No easy answers on frequency of mammograms

By Mehmet Oz., M.D., and Mike Roizen, M.D.

Published: Tuesday, Nov. 24 2009 12:00 a.m. MST

Nicole from New Jersey wrote to us about an issue that's on many women's minds this week. Her question: "I am a 44-year-old woman and am scheduled for my first mammogram in two weeks. Do the new recommendations mean I shouldn't get it or that my insurance won't pay?"

Our reply? There's not an easy answer to whether you should get one.

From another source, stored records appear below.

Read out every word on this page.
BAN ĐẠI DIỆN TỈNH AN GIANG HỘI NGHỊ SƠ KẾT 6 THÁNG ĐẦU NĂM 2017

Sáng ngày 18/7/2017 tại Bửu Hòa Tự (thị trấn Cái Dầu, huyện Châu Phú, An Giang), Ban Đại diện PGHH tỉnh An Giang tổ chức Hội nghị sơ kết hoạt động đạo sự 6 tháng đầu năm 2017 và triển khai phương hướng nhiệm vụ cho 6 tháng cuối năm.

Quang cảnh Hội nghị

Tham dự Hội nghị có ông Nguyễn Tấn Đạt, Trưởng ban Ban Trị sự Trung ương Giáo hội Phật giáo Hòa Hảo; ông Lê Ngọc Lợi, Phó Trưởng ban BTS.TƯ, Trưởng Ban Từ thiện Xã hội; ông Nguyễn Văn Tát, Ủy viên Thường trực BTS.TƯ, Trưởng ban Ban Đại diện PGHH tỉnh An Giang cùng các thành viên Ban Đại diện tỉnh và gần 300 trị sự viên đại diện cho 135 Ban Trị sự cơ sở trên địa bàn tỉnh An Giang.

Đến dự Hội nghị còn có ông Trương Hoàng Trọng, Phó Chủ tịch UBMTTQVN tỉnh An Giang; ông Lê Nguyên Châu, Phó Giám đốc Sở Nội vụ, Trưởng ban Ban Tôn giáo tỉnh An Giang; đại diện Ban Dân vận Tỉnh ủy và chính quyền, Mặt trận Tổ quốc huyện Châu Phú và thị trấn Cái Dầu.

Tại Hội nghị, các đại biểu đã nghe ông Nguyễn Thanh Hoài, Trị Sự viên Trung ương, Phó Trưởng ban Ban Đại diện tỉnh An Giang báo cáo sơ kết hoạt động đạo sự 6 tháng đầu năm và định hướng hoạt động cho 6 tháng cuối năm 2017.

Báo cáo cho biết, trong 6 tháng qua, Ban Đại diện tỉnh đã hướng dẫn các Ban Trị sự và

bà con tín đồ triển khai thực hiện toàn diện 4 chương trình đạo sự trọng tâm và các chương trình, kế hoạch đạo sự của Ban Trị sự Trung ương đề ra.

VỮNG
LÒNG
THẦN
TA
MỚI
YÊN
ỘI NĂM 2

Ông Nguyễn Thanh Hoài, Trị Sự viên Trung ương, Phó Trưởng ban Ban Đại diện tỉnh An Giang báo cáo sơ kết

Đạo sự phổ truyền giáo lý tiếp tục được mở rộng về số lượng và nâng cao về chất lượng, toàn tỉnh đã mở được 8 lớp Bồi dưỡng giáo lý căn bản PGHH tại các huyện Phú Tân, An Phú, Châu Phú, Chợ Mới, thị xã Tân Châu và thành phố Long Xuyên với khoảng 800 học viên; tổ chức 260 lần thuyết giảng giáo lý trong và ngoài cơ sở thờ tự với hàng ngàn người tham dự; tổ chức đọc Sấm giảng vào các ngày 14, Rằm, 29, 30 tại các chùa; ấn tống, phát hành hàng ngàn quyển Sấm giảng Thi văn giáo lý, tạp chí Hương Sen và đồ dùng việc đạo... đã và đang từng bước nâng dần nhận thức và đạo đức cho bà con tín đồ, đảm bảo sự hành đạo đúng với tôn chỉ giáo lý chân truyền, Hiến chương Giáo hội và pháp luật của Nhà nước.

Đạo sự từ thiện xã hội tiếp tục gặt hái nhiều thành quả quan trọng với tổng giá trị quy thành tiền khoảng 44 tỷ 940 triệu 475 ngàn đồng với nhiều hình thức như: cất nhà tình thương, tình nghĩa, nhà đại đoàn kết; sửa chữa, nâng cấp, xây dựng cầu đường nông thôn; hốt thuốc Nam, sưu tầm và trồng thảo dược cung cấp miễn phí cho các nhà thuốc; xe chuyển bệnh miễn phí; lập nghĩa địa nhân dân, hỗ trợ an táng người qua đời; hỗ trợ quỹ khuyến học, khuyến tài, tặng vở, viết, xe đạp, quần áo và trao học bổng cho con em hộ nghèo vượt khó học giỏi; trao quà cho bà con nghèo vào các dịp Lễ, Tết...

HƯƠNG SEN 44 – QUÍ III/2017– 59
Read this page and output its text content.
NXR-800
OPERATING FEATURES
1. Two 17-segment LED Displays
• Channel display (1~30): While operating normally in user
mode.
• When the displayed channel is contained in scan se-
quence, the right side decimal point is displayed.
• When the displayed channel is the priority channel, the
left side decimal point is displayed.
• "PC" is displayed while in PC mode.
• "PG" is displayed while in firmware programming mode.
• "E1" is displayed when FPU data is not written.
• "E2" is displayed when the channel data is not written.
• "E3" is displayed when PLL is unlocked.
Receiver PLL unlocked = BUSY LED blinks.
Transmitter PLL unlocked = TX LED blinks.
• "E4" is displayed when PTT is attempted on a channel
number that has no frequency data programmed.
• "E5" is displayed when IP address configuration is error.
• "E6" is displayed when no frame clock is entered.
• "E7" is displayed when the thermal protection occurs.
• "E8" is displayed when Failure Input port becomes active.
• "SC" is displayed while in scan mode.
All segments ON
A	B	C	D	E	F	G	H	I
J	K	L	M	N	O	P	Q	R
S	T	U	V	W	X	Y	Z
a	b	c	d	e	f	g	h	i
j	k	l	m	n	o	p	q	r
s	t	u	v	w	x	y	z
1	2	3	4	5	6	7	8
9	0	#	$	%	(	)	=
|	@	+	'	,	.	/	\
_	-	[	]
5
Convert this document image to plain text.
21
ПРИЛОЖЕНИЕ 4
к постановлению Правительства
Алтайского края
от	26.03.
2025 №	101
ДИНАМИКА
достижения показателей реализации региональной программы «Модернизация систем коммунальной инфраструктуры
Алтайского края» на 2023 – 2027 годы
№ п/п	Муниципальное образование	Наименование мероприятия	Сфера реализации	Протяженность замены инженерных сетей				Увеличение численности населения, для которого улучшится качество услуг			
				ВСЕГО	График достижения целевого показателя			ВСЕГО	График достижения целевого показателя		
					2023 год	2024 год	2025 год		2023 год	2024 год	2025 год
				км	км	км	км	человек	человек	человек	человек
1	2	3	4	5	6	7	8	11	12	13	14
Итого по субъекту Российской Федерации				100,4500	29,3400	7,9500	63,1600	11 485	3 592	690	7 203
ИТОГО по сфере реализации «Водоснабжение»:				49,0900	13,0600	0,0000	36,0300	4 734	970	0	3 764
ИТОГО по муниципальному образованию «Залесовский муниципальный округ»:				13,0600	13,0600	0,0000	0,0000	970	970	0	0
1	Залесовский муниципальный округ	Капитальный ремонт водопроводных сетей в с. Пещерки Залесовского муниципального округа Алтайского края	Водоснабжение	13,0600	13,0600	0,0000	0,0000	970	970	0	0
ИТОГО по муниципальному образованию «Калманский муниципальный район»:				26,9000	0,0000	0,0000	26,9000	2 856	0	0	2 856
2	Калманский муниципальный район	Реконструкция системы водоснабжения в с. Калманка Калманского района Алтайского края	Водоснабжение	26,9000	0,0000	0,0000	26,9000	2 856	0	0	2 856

Until last week, guidelines for screening were that women at average risk should get a mammogram every year starting at age 40; women at high risk due to family history or genetics were urged to start earlier and sometimes to get more-frequent checks.

That changed when the U.S. Preventive Services Task Force announced last week that mammograms should begin at age 50 for most women and be repeated every two years. (If you're at high risk for breast cancer, guidelines haven't changed.) The task force, made up of an independent panel of medical experts, makes recommendations to the Department of Health and Human Services. The panel's advice influences doctors and insurance companies but doesn't by itself change the rules.

Why the shift? For starters, screening younger women hasn't dramatically increased the number of lives saved. While mammograms have reduced the risk of breast-cancer deaths overall by about 15 percent, that risk is so low in women under age 50 that the screenings don't save significantly more lives. Research cited by the task force estimates that to spare the life of one woman in her 40s, 1,904 women would need annual mammograms for a decade. In contrast, one life is saved for every 1,339 women age 50 to 59 who get 10 years' worth of checks, and for every 377 women in their 60s. It's difficult to examine research like this because if the woman in her 40s with cancer is your sister, your wife, your daughter, these statistics won't mean much to you.

To delve deeper into the meaning of these statistics and address more about both sides of the controversy is more than we have room for here, so we are devoting a whole section of "The Dr. Oz Show" this Monday to this issue.

Mammograms are far from perfect for other reasons, too. They can miss aggressive, fast-growing cancers and have trouble spotting problems in dense breast tissue, and both challenges are more common in younger women. Younger women have a 1-in-10 chance of a false alarm — suspicious findings that scare people and trigger expensive, time-consuming and sometimes uncomfortable biopsies and other checks, yet turn out not to be cancer. About half of women in their 40s will have a false positive by the time they've had 10 mammograms. In addition, Danish researchers recently found that about 1-in-3 cancers detected by mammograms may be so slow-growing that they'll never be a problem. (But 2-in-3 aren't, so you see why there's no easy answer here).